Earlier this month the Society of Mortgage Professionals called for greater numbers of brokers to go for chartered status, with chairman David Thomas noting it was something many advisers aspire to “because they want to be the same as their peers in the wealth sector”.
However, intermediaries are unconvinced by what difference such a qualification would make.
Do clients care?
Andy Wilson, founder of Andy Wilson Financial Services, said the issue with qualifications, like attaining chartered status, is that the general public neither recognise nor understand them.
He added: “They naturally expect their mortgage adviser to be qualified to advise on mortgages – but they don’t generally care to what extent they have pieces of paper showing ‘better’ or higher level qualifications. Experience in the market probably counts for more.”

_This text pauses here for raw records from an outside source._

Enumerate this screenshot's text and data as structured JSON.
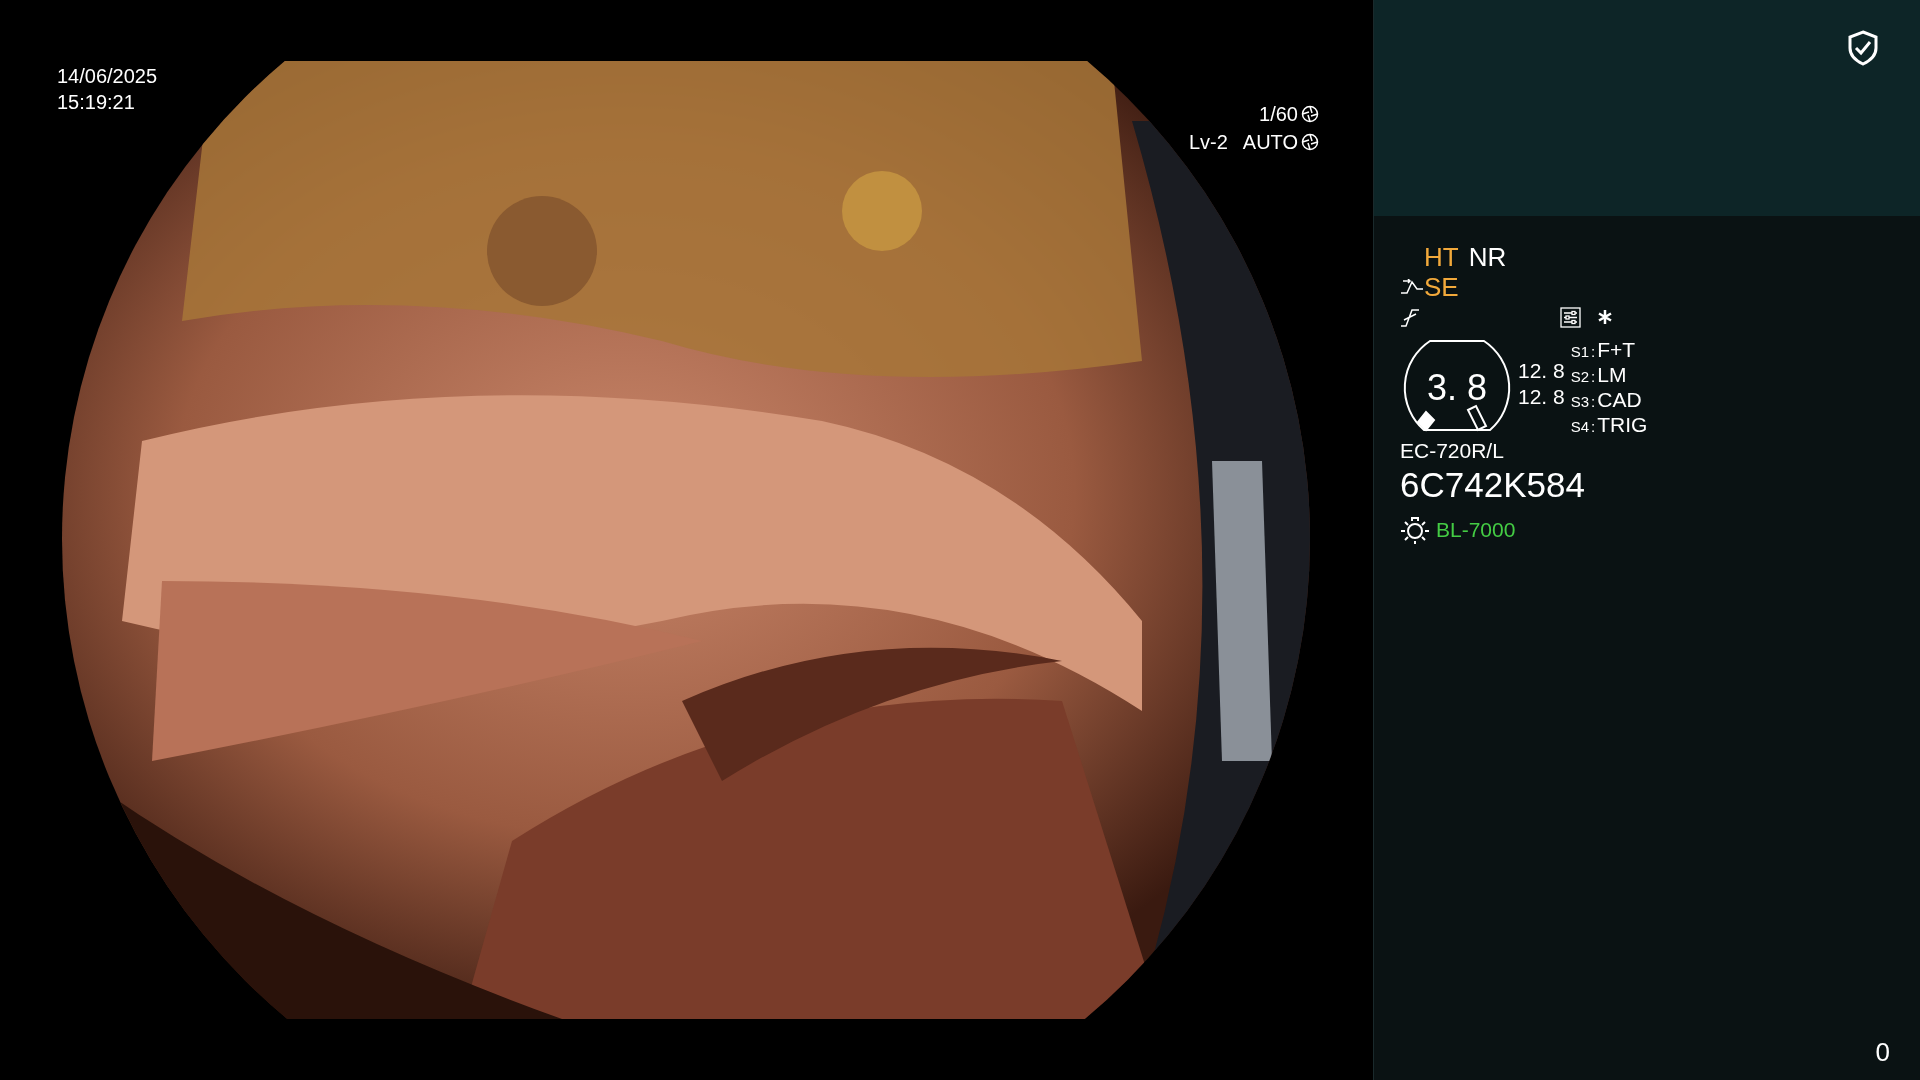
{
  "overlay": {
    "date": "14/06/2025",
    "time": "15:19:21",
    "shutter": "1/60",
    "level": "Lv-2",
    "mode": "AUTO"
  },
  "panel": {
    "modes_row1": [
      {
        "label": "HT",
        "active": true
      },
      {
        "label": "NR",
        "active": false
      }
    ],
    "modes_row2": [
      {
        "label": "SE",
        "active": true
      }
    ],
    "gauge": {
      "value": "3. 8",
      "readings": [
        "12. 8",
        "12. 8"
      ]
    },
    "switches": [
      {
        "key": "S1",
        "sep": ":",
        "label": "F+T"
      },
      {
        "key": "S2",
        "sep": ":",
        "label": "LM"
      },
      {
        "key": "S3",
        "sep": ":",
        "label": "CAD"
      },
      {
        "key": "S4",
        "sep": ":",
        "label": "TRIG"
      }
    ],
    "scope_model": "EC-720R/L",
    "scope_serial": "6C742K584",
    "light_source": "BL-7000",
    "counter": "0"
  }
}
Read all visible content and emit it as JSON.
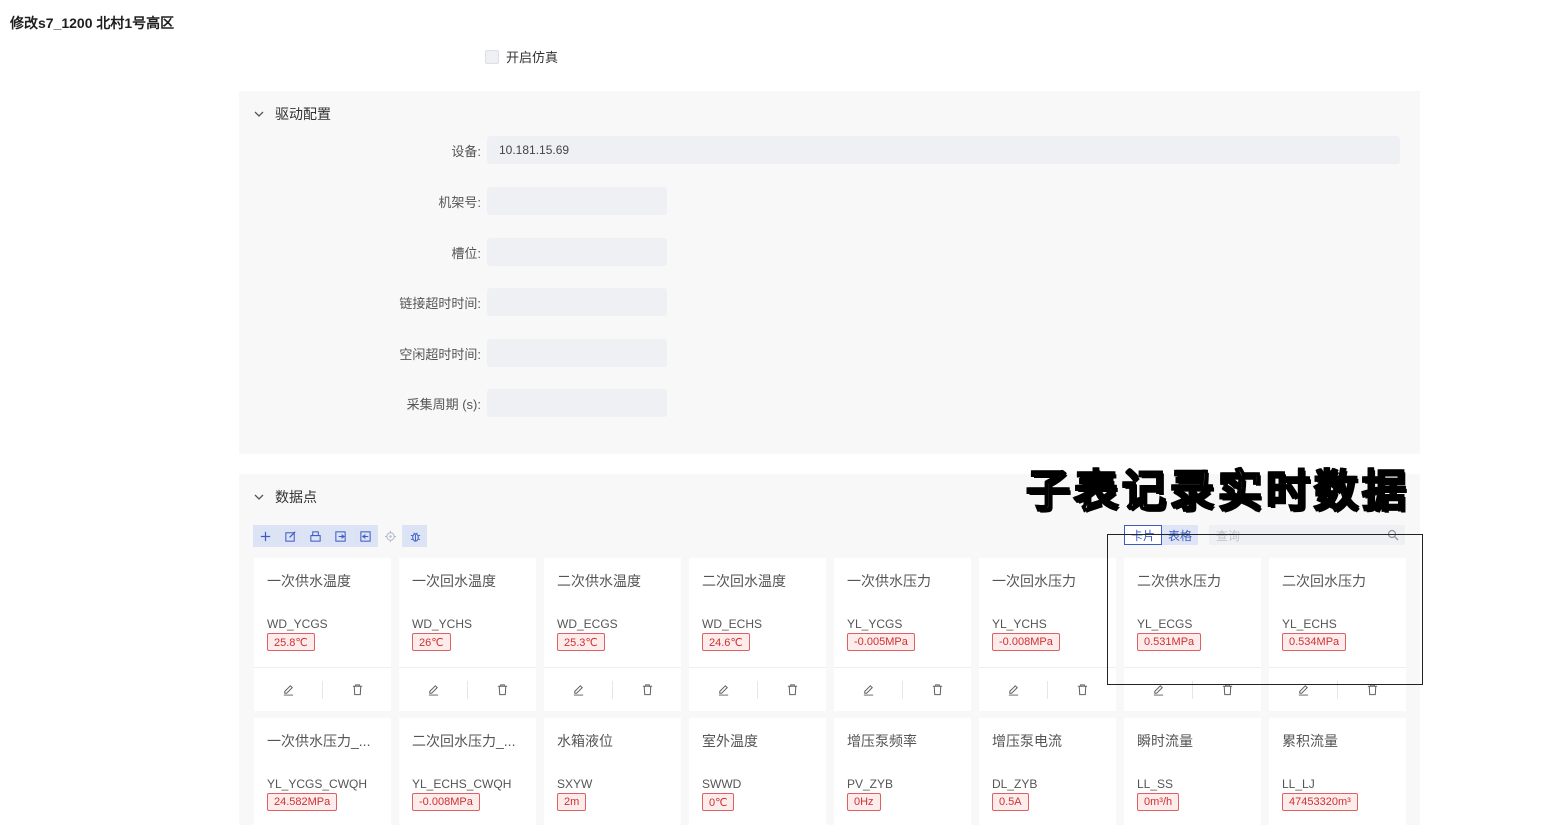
{
  "page": {
    "title": "修改s7_1200 北村1号高区"
  },
  "simulation": {
    "label": "开启仿真",
    "checked": false
  },
  "driver": {
    "header": "驱动配置",
    "fields": [
      {
        "label": "设备:",
        "value": "10.181.15.69"
      },
      {
        "label": "机架号:",
        "value": ""
      },
      {
        "label": "槽位:",
        "value": ""
      },
      {
        "label": "链接超时时间:",
        "value": ""
      },
      {
        "label": "空闲超时时间:",
        "value": ""
      },
      {
        "label": "采集周期 (s):",
        "value": ""
      }
    ]
  },
  "points": {
    "header": "数据点",
    "toolbar_icons": [
      "plus-icon",
      "edit-icon",
      "print-icon",
      "import-icon",
      "export-icon",
      "locate-icon",
      "debug-icon"
    ],
    "view": {
      "card_label": "卡片",
      "table_label": "表格",
      "active": "card"
    },
    "search": {
      "placeholder": "查询"
    },
    "cards": [
      {
        "name": "一次供水温度",
        "code": "WD_YCGS",
        "value": "25.8℃"
      },
      {
        "name": "一次回水温度",
        "code": "WD_YCHS",
        "value": "26℃"
      },
      {
        "name": "二次供水温度",
        "code": "WD_ECGS",
        "value": "25.3℃"
      },
      {
        "name": "二次回水温度",
        "code": "WD_ECHS",
        "value": "24.6℃"
      },
      {
        "name": "一次供水压力",
        "code": "YL_YCGS",
        "value": "-0.005MPa"
      },
      {
        "name": "一次回水压力",
        "code": "YL_YCHS",
        "value": "-0.008MPa"
      },
      {
        "name": "二次供水压力",
        "code": "YL_ECGS",
        "value": "0.531MPa"
      },
      {
        "name": "二次回水压力",
        "code": "YL_ECHS",
        "value": "0.534MPa"
      },
      {
        "name": "一次供水压力_...",
        "code": "YL_YCGS_CWQH",
        "value": "24.582MPa"
      },
      {
        "name": "二次回水压力_...",
        "code": "YL_ECHS_CWQH",
        "value": "-0.008MPa"
      },
      {
        "name": "水箱液位",
        "code": "SXYW",
        "value": "2m"
      },
      {
        "name": "室外温度",
        "code": "SWWD",
        "value": "0℃"
      },
      {
        "name": "增压泵频率",
        "code": "PV_ZYB",
        "value": "0Hz"
      },
      {
        "name": "增压泵电流",
        "code": "DL_ZYB",
        "value": "0.5A"
      },
      {
        "name": "瞬时流量",
        "code": "LL_SS",
        "value": "0m³/h"
      },
      {
        "name": "累积流量",
        "code": "LL_LJ",
        "value": "47453320m³"
      }
    ]
  },
  "annotation": {
    "text": "子表记录实时数据"
  },
  "colors": {
    "accent": "#3c5cc4",
    "value_red": "#d03030",
    "panel_bg": "#f8f8f9"
  }
}
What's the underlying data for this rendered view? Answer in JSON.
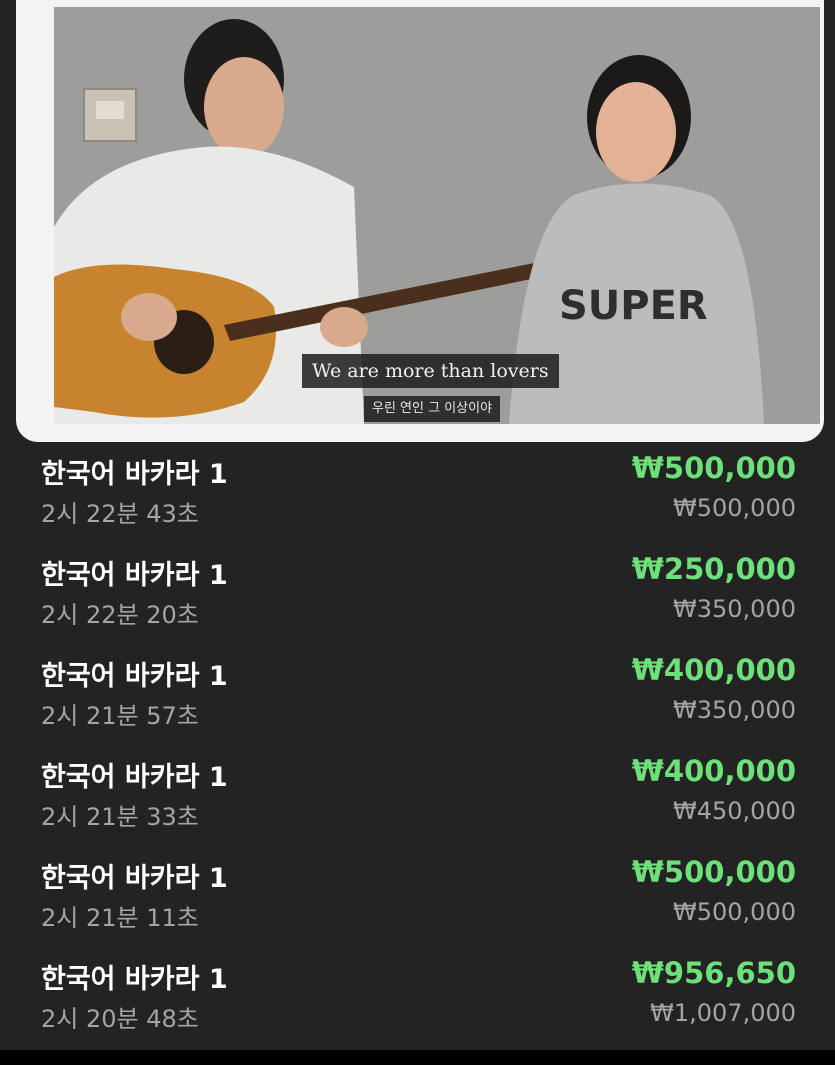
{
  "video": {
    "caption_en": "We are more than lovers",
    "caption_ko": "우린 연인 그 이상이야",
    "shirt_text": "SUPER"
  },
  "colors": {
    "panel_bg": "#232323",
    "amount_green": "#6ee07a",
    "secondary_gray": "#a4a4a4"
  },
  "transactions": [
    {
      "name": "한국어 바카라 1",
      "time": "2시 22분 43초",
      "amount": "₩500,000",
      "balance": "₩500,000"
    },
    {
      "name": "한국어 바카라 1",
      "time": "2시 22분 20초",
      "amount": "₩250,000",
      "balance": "₩350,000"
    },
    {
      "name": "한국어 바카라 1",
      "time": "2시 21분 57초",
      "amount": "₩400,000",
      "balance": "₩350,000"
    },
    {
      "name": "한국어 바카라 1",
      "time": "2시 21분 33초",
      "amount": "₩400,000",
      "balance": "₩450,000"
    },
    {
      "name": "한국어 바카라 1",
      "time": "2시 21분 11초",
      "amount": "₩500,000",
      "balance": "₩500,000"
    },
    {
      "name": "한국어 바카라 1",
      "time": "2시 20분 48초",
      "amount": "₩956,650",
      "balance": "₩1,007,000"
    }
  ]
}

Martin Stewart, director of The Money Group, said it was vital brokers were able to combine qualifications with common sense.
He said: “A chartered mortgage broker might be able to explain how banks raise funds as well as various aspects of an economic cycle, but that won’t really resonate too much with a limited company director who is struggling to borrow what he needs.”
Focus on later life
James McGregor, a broker at Mesa Financial Consultants, said there needs to be a greater focus on education when dealing with later life lending, as “there are so many factors to take into account when doing equity release and it is key advisers are aware of these factors.
“There could be huge detrimental effects to the client if not.”
Wilson noted that he has opted to go for additional equity release-related qualifications, like the long term care exam even though he does not advise in this area.
He said this reinforces his knowledge and also helps when introducing his service to other brokers and advisers looking for referral partners.
Wilson said this helps him “demonstrate to other professional advisers that I also have a wider appreciation of financial matters affecting my older clients, and they can be reassured I will be able to properly look after any of their clients they introduce to me for equity release”.
How do we improve standards?
McGregor said a lot of the education on offer for brokers comes through lender roundtable events, though he questioned how effective these really are.
“I believe ultimately the responsibility falls on the brokers to upskill themselves though,” he concluded.
Stewart argued that the industry should aim to improve standards, without diluting the experience and knowledge that most brokers have, and added that any attempt to do so would have to touch on broker pay
“If we really want to raise standards then we need to address the elephant in the room – you can’t be seen to be a professional adviser while acting like a commission-only salesperson,” he said.
“I would suggest if we are to raise standards across the industry then we need to also address how brokers are remunerated.”